Re: [HACKERS] logical decoding of two-phase transactions

From: Nikhil Sontakke <nikhils(at)2ndquadrant(dot)com>
To: Andres Freund <andres(at)anarazel(dot)de>
Cc: Peter Eisentraut <peter(dot)eisentraut(at)2ndquadrant(dot)com>, Simon Riggs <simon(at)2ndquadrant(dot)com>, Craig Ringer <craig(at)2ndquadrant(dot)com>, Petr Jelinek <petr(dot)jelinek(at)2ndquadrant(dot)com>, Sokolov Yura <y(dot)sokolov(at)postgrespro(dot)ru>, Stas Kelvich <s(dot)kelvich(at)postgrespro(dot)ru>, Dmitry Dolgov <9erthalion6(at)gmail(dot)com>, Tom Lane <tgl(at)sss(dot)pgh(dot)pa(dot)us>, Masahiko Sawada <sawada(dot)mshk(at)gmail(dot)com>, PostgreSQL Hackers <pgsql-hackers(at)postgresql(dot)org>, Robert Haas <robertmhaas(at)gmail(dot)com>
Subject: Re: [HACKERS] logical decoding of two-phase transactions
Date: 2018-02-28 15:42:42
Message-ID: CAMGcDxeViP+R-OL7QhzUV9eKCVjURobuY1Zijik4Ay_Ddwo4Cg@mail.gmail.com
Views: Raw Message | Whole Thread | Download mbox
Thread:
Lists: pgsql-hackers

Hi Andres,

>> > First off: This patch has way too many different types of changes as
>> > part of one huge commit. This needs to be split into several
>> > pieces. First the cleanups (e.g. the fields -> flag changes), then the
>> > individual infrastructure pieces (like the twophase.c changes, best
>> > split into several pieces as well, the locking stuff), then the main
>> > feature, then support for it in the output plugin. Each should have an
>> > individual explanation about why the change is necessary and not a bad
>> > idea.
>> >
>>
>> Ok, I will break this patch into multiple logical pieces and re-submit.
>
> Thanks.
>

Attached are 5 patches split up from the original patch that I had
submitted earlier.

ReorderBufferTXN_flags_cleanup_1.patch:
cleanup of the ReorderBufferTXN bools and addition of some new flags
that following patches will need.

Logical_lock_unlock_api_2.patch:
Streaming changes of uncommitted transactions and of prepared
transaction runs the risk of aborts (rollback prepared) happening
while we are decoding. It's not a problem for most transactions, but
some of the transactions which do catalog changes need to get a
consistent view of the metadata so that the decoding does not behave
in uncertain ways when such concurrent aborts occur. We came up with
the concept of a logical locking/unlocking API to safeguard access to
catalog tables. This patch contains the implementation for this
functionality.

2PC_gid_wal_and_2PC_origin_tracking_3.patch:
We now store the 2PC gid in the commit/abort records. This allows us
to send the proper gid to the downstream across restarts. We also want
to avoid receiving the prepared transaction AGAIN from the upstream
and use replorigin tracking across prepared transactions.

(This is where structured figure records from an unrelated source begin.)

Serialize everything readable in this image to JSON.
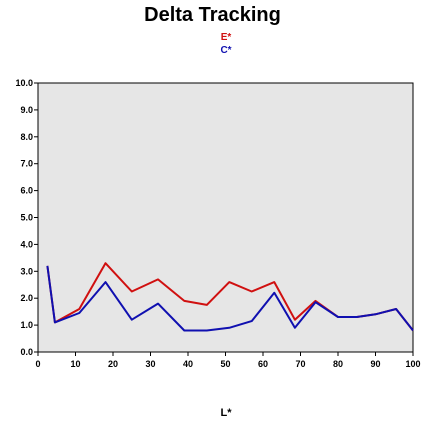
{
  "chart_data": {
    "type": "line",
    "title": "Delta Tracking",
    "xlabel": "L*",
    "ylabel": "",
    "xlim": [
      0,
      100
    ],
    "ylim": [
      0,
      10
    ],
    "xticks": [
      0,
      10,
      20,
      30,
      40,
      50,
      60,
      70,
      80,
      90,
      100
    ],
    "yticks": [
      0.0,
      1.0,
      2.0,
      3.0,
      4.0,
      5.0,
      6.0,
      7.0,
      8.0,
      9.0,
      10.0
    ],
    "x_tick_labels": [
      "0",
      "10",
      "20",
      "30",
      "40",
      "50",
      "60",
      "70",
      "80",
      "90",
      "100"
    ],
    "y_tick_labels": [
      "0.0",
      "1.0",
      "2.0",
      "3.0",
      "4.0",
      "5.0",
      "6.0",
      "7.0",
      "8.0",
      "9.0",
      "10.0"
    ],
    "grid": false,
    "background": "#e6e6e6",
    "series": [
      {
        "name": "E*",
        "color": "#d01010",
        "x": [
          2.5,
          4.5,
          11,
          18,
          25,
          32,
          39,
          45,
          51,
          57,
          63,
          68.5,
          74,
          80,
          85,
          90,
          95.5,
          100
        ],
        "y": [
          3.2,
          1.1,
          1.6,
          3.3,
          2.25,
          2.7,
          1.9,
          1.75,
          2.6,
          2.25,
          2.6,
          1.2,
          1.9,
          1.3,
          1.3,
          1.4,
          1.6,
          0.8
        ]
      },
      {
        "name": "C*",
        "color": "#1010b0",
        "x": [
          2.5,
          4.5,
          11,
          18,
          25,
          32,
          39,
          45,
          51,
          57,
          63,
          68.5,
          74,
          80,
          85,
          90,
          95.5,
          100
        ],
        "y": [
          3.2,
          1.1,
          1.45,
          2.6,
          1.2,
          1.8,
          0.8,
          0.8,
          0.9,
          1.15,
          2.2,
          0.9,
          1.85,
          1.3,
          1.3,
          1.4,
          1.6,
          0.8
        ]
      }
    ]
  }
}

reorderbuffer_2PC_logic_4.patch:
Add decoding logic to understand PREPARE related wal records and
relevant changes in the reorderbuffer logic to deal with 2PC. This
includes logic to handle concurrent rollbacks while we are going
through the change buffers belonging to a prepared or uncommitted
transaction.

pgoutput_plugin_support_2PC_5.patch:
Logical protocol changes to apply and send changes via the internal
pgoutput output plugin. Includes test case and relevant documentation
changes.

Besides the above, you had feedback around the test_decoding plugin
and the use of sleep() etc. I will submit a follow-on patch for the
test_decoding plugin stuff soon.

More comments inline below.

>> >> bool only_local;
>> >> + bool twophase_decoding;
>> >> + bool twophase_decode_with_catalog_changes;
>> >> + int decode_delay; /* seconds to sleep after every change record */
>> >
>> > This seems too big a crock to add just for testing. It'll also make the
>> > testing timing dependent...
>> >
>>
>> The idea *was* to make testing timing dependent. We wanted to simulate
>> the case when a rollback is issued by another backend while the
>> decoding is still ongoing. This allows that test case to be tested.
>
> What I mean is that this will be hell on the buildfarm because the
> different animals are differently fast.
>

Will handle this in the test_decoding plugin patch soon.

>
>> >> +/* Filter out unnecessary two-phase transactions */
>> >> +static bool
>> >> +pg_filter_prepare(LogicalDecodingContext *ctx, ReorderBufferTXN *txn,
>> >> + TransactionId xid, const char *gid)
>> >> +{
>> >> + TestDecodingData *data = ctx->output_plugin_private;
>> >> +
>> >> + /* treat all transactions as one-phase */
>> >> + if (!data->twophase_decoding)
>> >> + return true;
>> >> +
>> >> + if (txn && txn_has_catalog_changes(txn) &&
>> >> + !data->twophase_decode_with_catalog_changes)
>> >> + return true;
>> >
>> > What? I'm INCREDIBLY doubtful this is a sane thing to expose to output
>> > plugins. As in, unless I hear a very very convincing reason I'm strongly
>> > opposed.
>> >
>>
>> These bools are specific to the test_decoding plugin.
>

Will handle in the test_decoding plugin patch soon.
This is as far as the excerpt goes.